THE SUMMARY FUNCTION DOES NOT CALCULATE THE STANDARD DEVIATION AND VARIANCE OF A PARTICULAR VARIABLE.
Given a sales value of $25000, calculate the corresponding z-value or z-score.
# Calculate the z-value and display it We know that `z-score = (x - mean)/sd`
zScore = (25000-meanSales)/spreadSales
zScore
## [1] 3.164935
Based on the z-value, how would you rate a $25000 sales value: poor, average, good, or very good performance? Explain your logic.
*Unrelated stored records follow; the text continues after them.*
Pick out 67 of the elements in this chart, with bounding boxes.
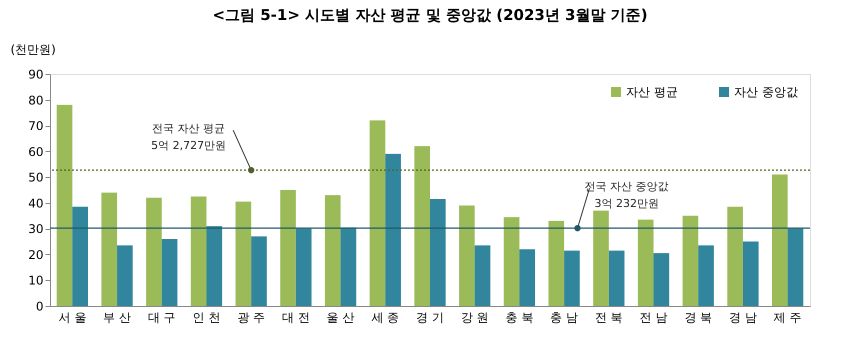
x-tick-label: 전 남 bbox=[640, 310, 668, 324]
x-tick-label: 인 천 bbox=[192, 310, 220, 324]
bar bbox=[56, 104, 72, 306]
bar bbox=[146, 198, 162, 306]
y-tick-label: 10 bbox=[28, 274, 44, 288]
x-tick-label: 경 북 bbox=[684, 310, 712, 324]
bar bbox=[564, 250, 580, 306]
bar bbox=[654, 253, 670, 306]
y-tick-label: 70 bbox=[28, 119, 44, 134]
bar bbox=[548, 220, 564, 306]
y-tick-label: 80 bbox=[28, 93, 44, 108]
y-tick-label: 60 bbox=[28, 144, 44, 159]
bar bbox=[593, 210, 609, 306]
x-tick-label: 부 산 bbox=[103, 310, 131, 324]
y-tick-label: 90 bbox=[28, 68, 44, 82]
bar bbox=[519, 249, 536, 306]
x-tick-label: 세 종 bbox=[371, 310, 400, 324]
bar bbox=[162, 238, 178, 306]
bar bbox=[430, 199, 446, 306]
bar bbox=[385, 154, 401, 306]
bar bbox=[638, 220, 654, 306]
bar bbox=[742, 242, 759, 306]
y-axis-title: (천만원) bbox=[10, 42, 56, 56]
bar bbox=[608, 250, 624, 306]
bar bbox=[414, 146, 430, 306]
x-tick-label: 경 기 bbox=[416, 310, 444, 324]
y-tick-label: 20 bbox=[28, 248, 44, 262]
bar bbox=[206, 226, 222, 306]
y-tick-label: 40 bbox=[28, 196, 44, 210]
bar bbox=[772, 174, 788, 306]
bar bbox=[236, 202, 252, 306]
bar bbox=[190, 196, 206, 306]
x-tick-label: 서 울 bbox=[58, 310, 86, 324]
bar bbox=[788, 228, 804, 306]
bar bbox=[324, 195, 341, 306]
x-tick-label: 울 산 bbox=[326, 310, 354, 324]
ref-line-label: 전국 자산 중앙값 3억 232만원 bbox=[584, 180, 669, 210]
bar bbox=[698, 245, 714, 306]
bar bbox=[251, 236, 267, 306]
bar bbox=[296, 228, 312, 306]
x-tick-label: 충 북 bbox=[506, 310, 534, 324]
bar bbox=[101, 192, 118, 306]
bar bbox=[370, 120, 386, 306]
bar bbox=[504, 217, 520, 306]
bar bbox=[727, 206, 743, 306]
bar bbox=[117, 245, 133, 306]
x-tick-label: 광 주 bbox=[237, 310, 266, 324]
bar bbox=[280, 190, 296, 306]
y-tick-label: 30 bbox=[28, 222, 44, 236]
legend-label: 자산 중앙값 bbox=[734, 85, 798, 99]
bar bbox=[340, 227, 356, 306]
x-tick-label: 강 원 bbox=[460, 310, 489, 324]
x-tick-label: 대 전 bbox=[282, 310, 310, 324]
x-tick-label: 경 남 bbox=[729, 310, 757, 324]
chart-title: <그림 5-1> 시도별 자산 평균 및 중앙값 (2023년 3월말 기준) bbox=[212, 6, 648, 24]
y-tick-label: 0 bbox=[36, 300, 44, 314]
bar bbox=[459, 205, 475, 306]
x-tick-label: 제 주 bbox=[774, 310, 802, 324]
y-tick-label: 50 bbox=[28, 170, 44, 185]
bar bbox=[682, 216, 698, 306]
bar bbox=[72, 206, 88, 306]
ref-line-label: 전국 자산 평균 5억 2,727만원 bbox=[151, 122, 226, 152]
x-tick-label: 전 북 bbox=[594, 310, 623, 324]
x-tick-label: 충 남 bbox=[550, 310, 578, 324]
x-tick-label: 대 구 bbox=[148, 310, 176, 324]
legend-label: 자산 평균 bbox=[626, 85, 678, 99]
bar bbox=[474, 245, 490, 306]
BECAUSE THE Z-VALUE IS GREATER THAN 3, A SALES VALUE OF 25000 IS CONSIDERED AN OUTLIER. WITH A Z-VALUE OF 3.165, IT CAN BE CONCLUDED THAT 25000 IS VERY GOOD PERFORMANCE. IF THE Z-VALUE WAS -3 IT WOULD BE CONSIDERED POOR PERFORMANCE AND IF THE Z-VALUE WAS CLOSER TO 2 IT WOULD BE CONSIDERED AVERAGE.